Verizon acknowledges in the report that there’s a problem in defining “the cloud,” but generally uses the term to mean any IT asset that’s hosted and managed by a third party. That’s as good a working description as any. But what’s really interesting here is the fact that those external data breaches, by and large, were the result of mismanaging controls such as access management- not any cloud-specific technology. In other words, cloud data breaches were largely due to improper maintenance of an access control list or an employee leaving a device somewhere they shouldn’t have.
“Do we see breaches that compromise assets in an environment that is not managed by the victim? Yes; absolutely. Do we see successful attacks against the hypervisor in the wild? No; not really. We’ve said it before, and we’ll say it again here: it’s really more about giving control of your assets and data (and not controlling the associated risk) than any technology specific to the cloud,” reads the report in small part.
First off, there’s a slight conflict of interest on Verizon’s part here: It owns infrastructure-as-a-service provider Terremark, so obviously this report wouldn’t talk trash about the cloud.
But I want to single out the report’s mention of attacks against the hypervisor, or lack thereof.

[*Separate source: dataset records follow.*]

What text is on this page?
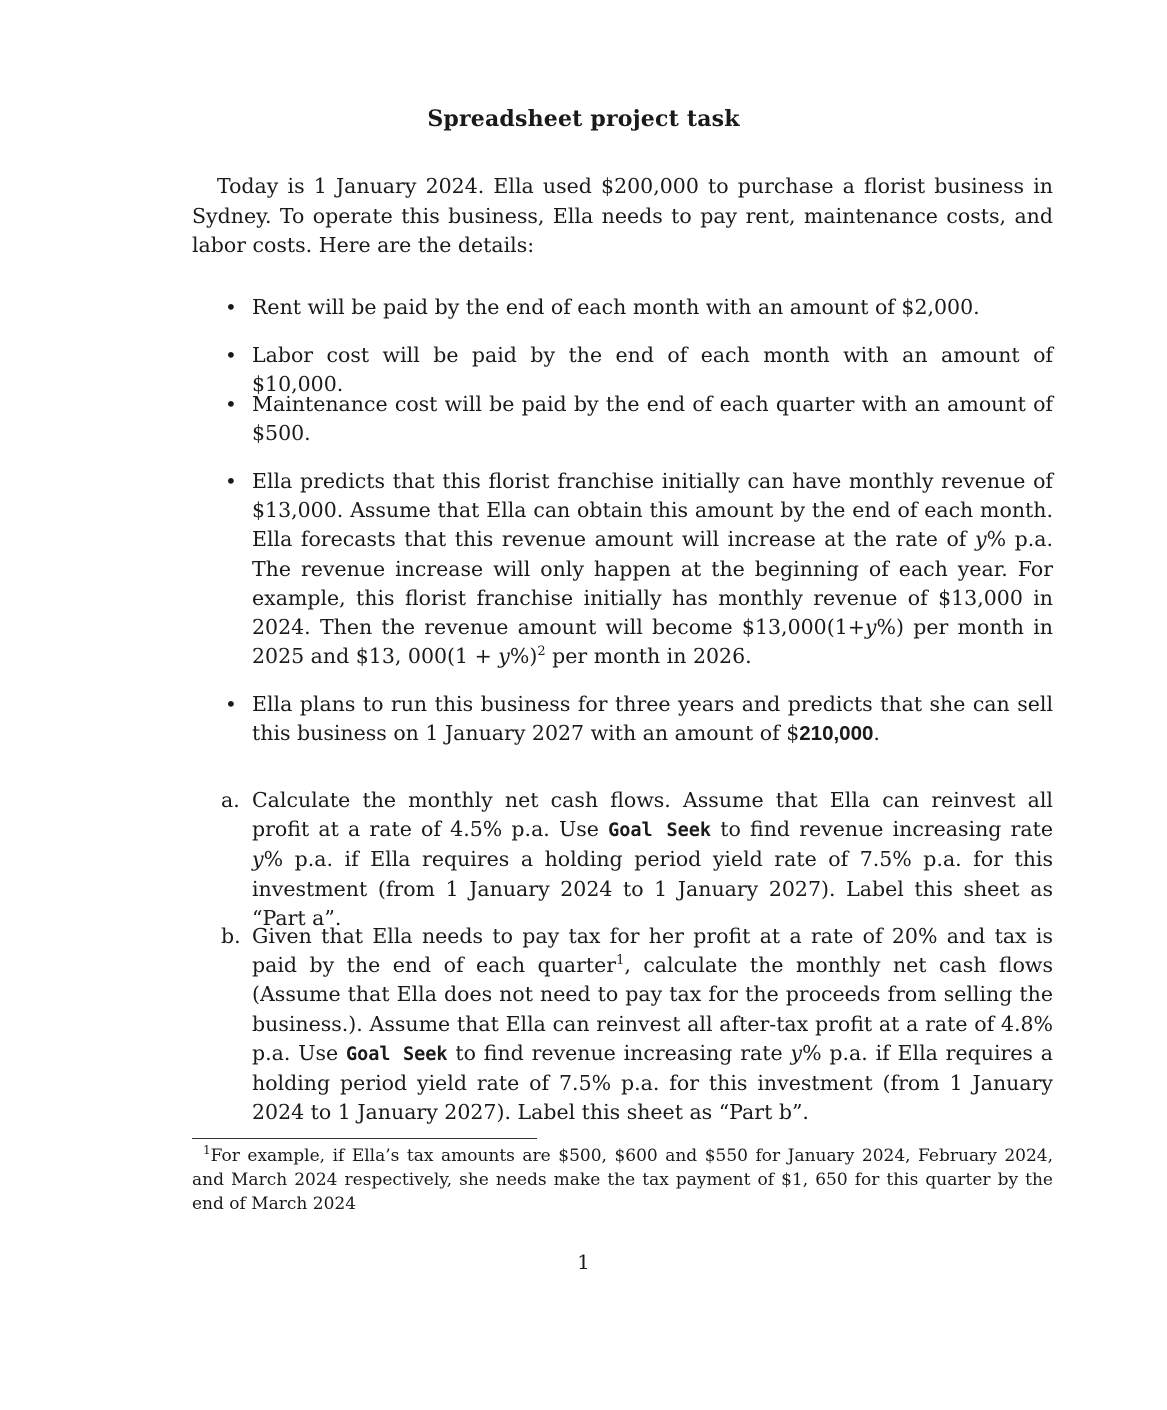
Spreadsheet project task
Today is 1 January 2024. Ella used $200,000 to purchase a florist business in Sydney. To operate this business, Ella needs to pay rent, maintenance costs, and labor costs. Here are the details:
• Rent will be paid by the end of each month with an amount of $2,000.
• Labor cost will be paid by the end of each month with an amount of $10,000.
• Maintenance cost will be paid by the end of each quarter with an amount of $500.
• Ella predicts that this florist franchise initially can have monthly revenue of $13,000. Assume that Ella can obtain this amount by the end of each month. Ella forecasts that this revenue amount will increase at the rate of y% p.a. The revenue increase will only happen at the beginning of each year. For example, this florist franchise initially has monthly revenue of $13,000 in 2024. Then the revenue amount will become $13,000(1+y%) per month in 2025 and $13, $000(1 + y\%)^2$ per month in 2026.
• Ella plans to run this business for three years and predicts that she can sell this business on 1 January 2027 with an amount of $210,000.
a. Calculate the monthly net cash flows. Assume that Ella can reinvest all profit at a rate of 4.5% p.a. Use Goal Seek to find revenue increasing rate y% p.a. if Ella requires a holding period yield rate of 7.5% p.a. for this investment (from 1 January 2024 to 1 January 2027). Label this sheet as “Part a”.
b. Given that Ella needs to pay tax for her profit at a rate of 20% and tax is paid by the end of each quarter$^1$, calculate the monthly net cash flows (Assume that Ella does not need to pay tax for the proceeds from selling the business.). Assume that Ella can reinvest all after-tax profit at a rate of 4.8% p.a. Use Goal Seek to find revenue increasing rate y% p.a. if Ella requires a holding period yield rate of 7.5% p.a. for this investment (from 1 January 2024 to 1 January 2027). Label this sheet as “Part b”.
$^1$For example, if Ella’s tax amounts are $500, $600 and $550 for January 2024, February 2024, and March 2024 respectively, she needs make the tax payment of $1, 650 for this quarter by the end of March 2024
1
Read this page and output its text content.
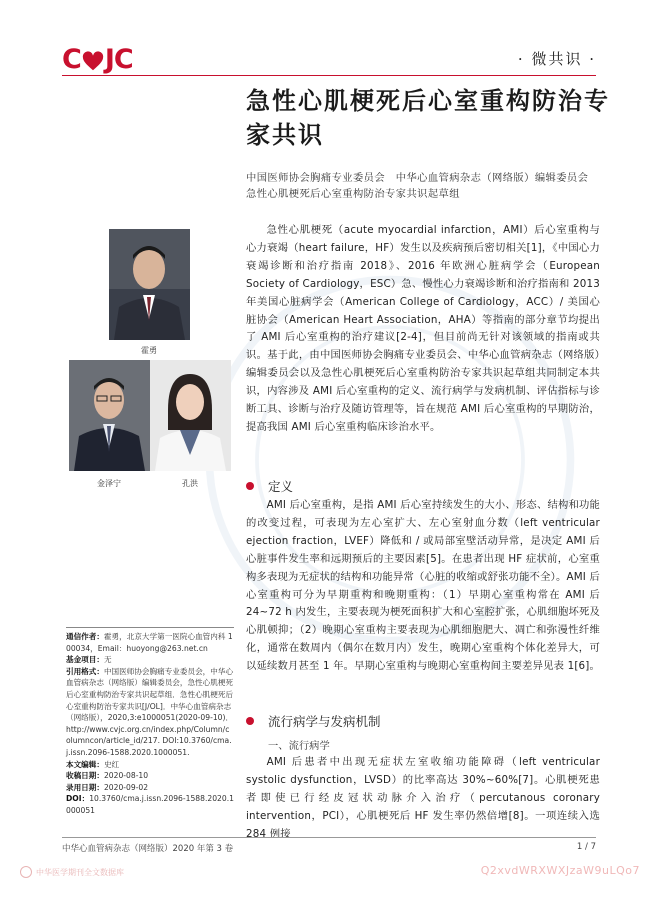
C J C	· 微共识 ·
急性心肌梗死后心室重构防治专家共识
中国医师协会胸痛专业委员会　中华心血管病杂志（网络版）编辑委员会 急性心肌梗死后心室重构防治专家共识起草组
霍勇
金泽宁	孔洪

急性心肌梗死（acute myocardial infarction，AMI）后心室重构与心力衰竭（heart failure，HF）发生以及疾病预后密切相关[1]，《中国心力衰竭诊断和治疗指南 2018》、2016 年欧洲心脏病学会（European Society of Cardiology，ESC）急、慢性心力衰竭诊断和治疗指南和 2013 年美国心脏病学会（American College of Cardiology，ACC）/ 美国心脏协会（American Heart Association，AHA）等指南的部分章节均提出了 AMI 后心室重构的治疗建议[2-4]，但目前尚无针对该领域的指南或共识。基于此，由中国医师协会胸痛专业委员会、中华心血管病杂志（网络版）编辑委员会以及急性心肌梗死后心室重构防治专家共识起草组共同制定本共识，内容涉及 AMI 后心室重构的定义、流行病学与发病机制、评估指标与诊断工具、诊断与治疗及随访管理等，旨在规范 AMI 后心室重构的早期防治，提高我国 AMI 后心室重构临床诊治水平。

定义

AMI 后心室重构，是指 AMI 后心室持续发生的大小、形态、结构和功能的改变过程，可表现为左心室扩大、左心室射血分数（left ventricular ejection fraction，LVEF）降低和 / 或局部室壁活动异常，是决定 AMI 后心脏事件发生率和远期预后的主要因素[5]。在患者出现 HF 症状前，心室重构多表现为无症状的结构和功能异常（心脏的收缩或舒张功能不全）。AMI 后心室重构可分为早期重构和晚期重构：（1）早期心室重构常在 AMI 后 24~72 h 内发生，主要表现为梗死面积扩大和心室腔扩张，心肌细胞坏死及心肌顿抑；（2）晚期心室重构主要表现为心肌细胞肥大、凋亡和弥漫性纤维化，通常在数周内（偶尔在数月内）发生，晚期心室重构个体化差异大，可以延续数月甚至 1 年。早期心室重构与晚期心室重构间主要差异见表 1[6]。

流行病学与发病机制
一、流行病学

AMI 后患者中出现无症状左室收缩功能障碍（left ventricular systolic dysfunction，LVSD）的比率高达 30%~60%[7]。心肌梗死患者即使已行经皮冠状动脉介入治疗（percutanous coronary intervention，PCI），心肌梗死后 HF 发生率仍然倍增[8]。一项连续入选 284 例接

通信作者：霍勇，北京大学第一医院心血管内科 100034，Email：huoyong@263.net.cn
基金项目：无
引用格式：中国医师协会胸痛专业委员会，中华心血管病杂志（网络版）编辑委员会，急性心肌梗死后心室重构防治专家共识起草组．急性心肌梗死后心室重构防治专家共识[J/OL]．中华心血管病杂志（网络版），2020,3:e1000051(2020-09-10)．http://www.cvjc.org.cn/index.php/Column/columncon/article_id/217. DOI:10.3760/cma.j.issn.2096-1588.2020.1000051.
本文编辑：史红
收稿日期：2020-08-10
录用日期：2020-09-02
DOI：10.3760/cma.j.issn.2096-1588.2020.1000051
中华心血管病杂志（网络版）2020 年第 3 卷	1 / 7
中华医学期刊全文数据库	Q2xvdWRXWXJzaW9uLQo7
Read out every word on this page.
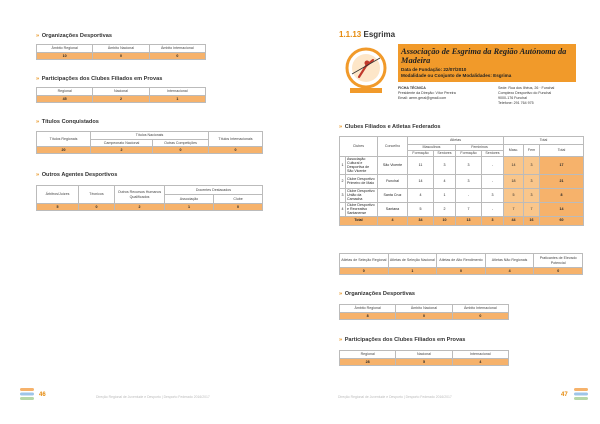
» Organizações Desportivas
Âmbito Regional	Âmbito Nacional	Âmbito Internacional
10	0	0
» Participações dos Clubes Filiados em Provas
Regional	Nacional	Internacional
45	2	1
» Títulos Conquistados
Títulos Regionais	Títulos Nacionais		Títulos Internacionais
	Campeonato Nacional	Outras Competições	
20	2	0	0
» Outros Agentes Desportivos
Árbitros/Juízes	Técnicos	Outros Recursos Humanos Qualificados	Docentes Destacados	
			Associação	Clube
5	0	2	1	0
46	Direção Regional de Juventude e Desporto | Desporto Federado 2016/2017
1.1.13 Esgrima
Associação de Esgrima da Região Autónoma da Madeira
Data de Fundação: 22/07/2010
Modalidade ou Conjunto de Modalidades: Esgrima
FICHA TÉCNICA
Presidente da Direção: Vítor Pereira
Email: aerm.geral@gmail.com
Sede: Rua dos Ilhéus, 26 · Funchal
Complexo Desportivo do Funchal
9000-176 Funchal
Telefone: 291 764 975
» Clubes Filiados e Atletas Federados
Clubes		Concelho	Atletas				Total		
			Masculinos		Femininos		Masc.	Fem	Total
			Formação	Seniores	Formação	Seniores			
1	Associação Cultural e Desportiva de São Vicente	São Vicente	11	3	3	-	14	3	17
2	Clube Desportivo Primeiro de Maio	Funchal	14	4	3	-	18	3	21
3	Clube Desportivo União da Camacha	Santa Cruz	4	1	-	3	5	3	8
4	Clube Desportivo e Recreativo Santanense	Santana	5	2	7	-	7	7	14
Total		4	34	10	13	3	44	16	60
Atletas de Seleção Regional	Atletas de Seleção Nacional	Atletas de Alto Rendimento	Atletas Não Regionais	Praticantes de Elevado Potencial
0	1	0	4	0
» Organizações Desportivas
Âmbito Regional	Âmbito Nacional	Âmbito Internacional
8	0	0
» Participações dos Clubes Filiados em Provas
Regional	Nacional	Internacional
28	5	4
Direção Regional de Juventude e Desporto | Desporto Federado 2016/2017	47
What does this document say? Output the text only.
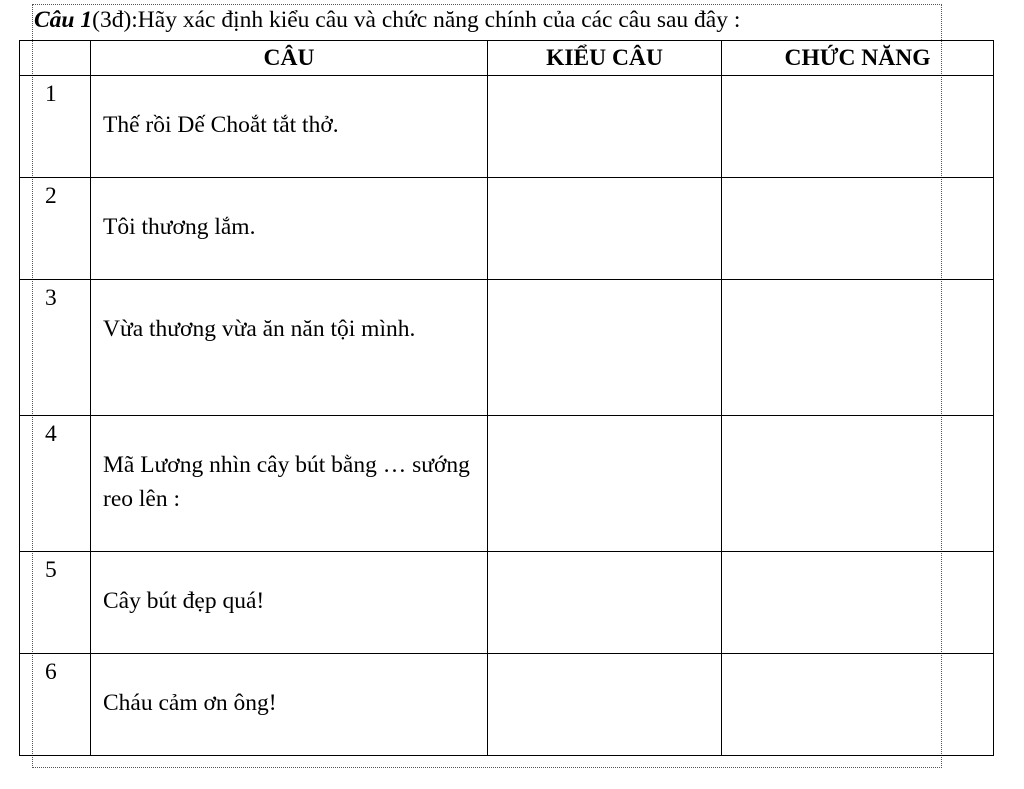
Câu 1(3đ):Hãy xác định kiểu câu và chức năng chính của các câu sau đây :
	CÂU	KIỂU CÂU	CHỨC NĂNG
1	Thế rồi Dế Choắt tắt thở.		
2	Tôi thương lắm.		
3	Vừa thương vừa ăn năn tội mình.		
4	Mã Lương nhìn cây bút bằng … sướng reo lên :		
5	Cây bút đẹp quá!		
6	Cháu cảm ơn ông!		
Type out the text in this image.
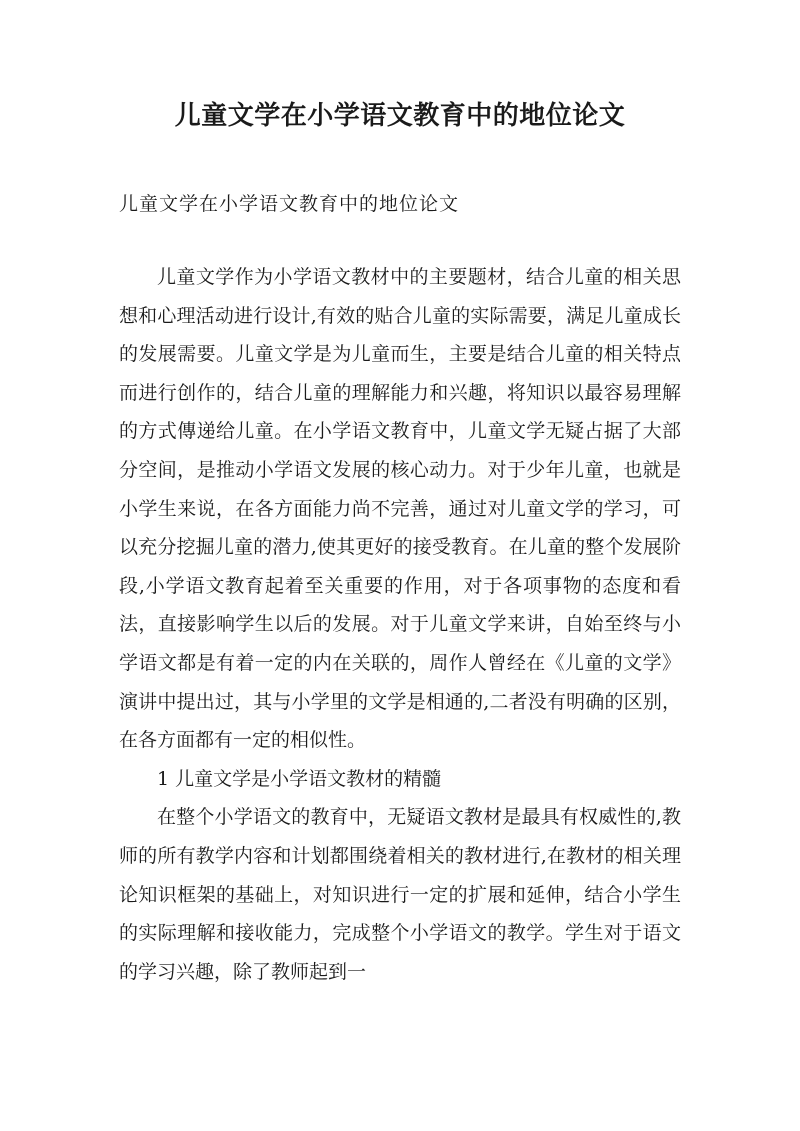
儿童文学在小学语文教育中的地位论文

儿童文学在小学语文教育中的地位论文

儿童文学作为小学语文教材中的主要题材，结合儿童的相关思想和心理活动进行设计,有效的贴合儿童的实际需要，满足儿童成长的发展需要。儿童文学是为儿童而生，主要是结合儿童的相关特点而进行创作的，结合儿童的理解能力和兴趣，将知识以最容易理解的方式傳递给儿童。在小学语文教育中，儿童文学无疑占据了大部分空间，是推动小学语文发展的核心动力。对于少年儿童，也就是小学生来说，在各方面能力尚不完善，通过对儿童文学的学习，可以充分挖掘儿童的潜力,使其更好的接受教育。在儿童的整个发展阶段,小学语文教育起着至关重要的作用，对于各项事物的态度和看法，直接影响学生以后的发展。对于儿童文学来讲，自始至终与小学语文都是有着一定的内在关联的，周作人曾经在《儿童的文学》演讲中提出过，其与小学里的文学是相通的,二者没有明确的区别，在各方面都有一定的相似性。

1 儿童文学是小学语文教材的精髓

在整个小学语文的教育中，无疑语文教材是最具有权威性的,教师的所有教学内容和计划都围绕着相关的教材进行,在教材的相关理论知识框架的基础上，对知识进行一定的扩展和延伸，结合小学生的实际理解和接收能力，完成整个小学语文的教学。学生对于语文的学习兴趣，除了教师起到一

Earlier in March, IBM highlighted how optimizing your data center by way of virtualized servers could make a facility far more efficient. But while correlation isn’t causation, this report suggests that it could be more secure as well.
And, as Wikibon analyst Bert Latamore pointed out in a recent study, “given the number of SMBs that go out of business each year after a fire in their office destroys the only up-to-date copy of their core business data, and the number of large enterprises that are years behind on installing security patches on their software, you should not just presume that your data is more secure at home.”
In other words, what this report really says is that it’s not the cloud that’s less secure, it’s that customers don’t know how to secure the cloud.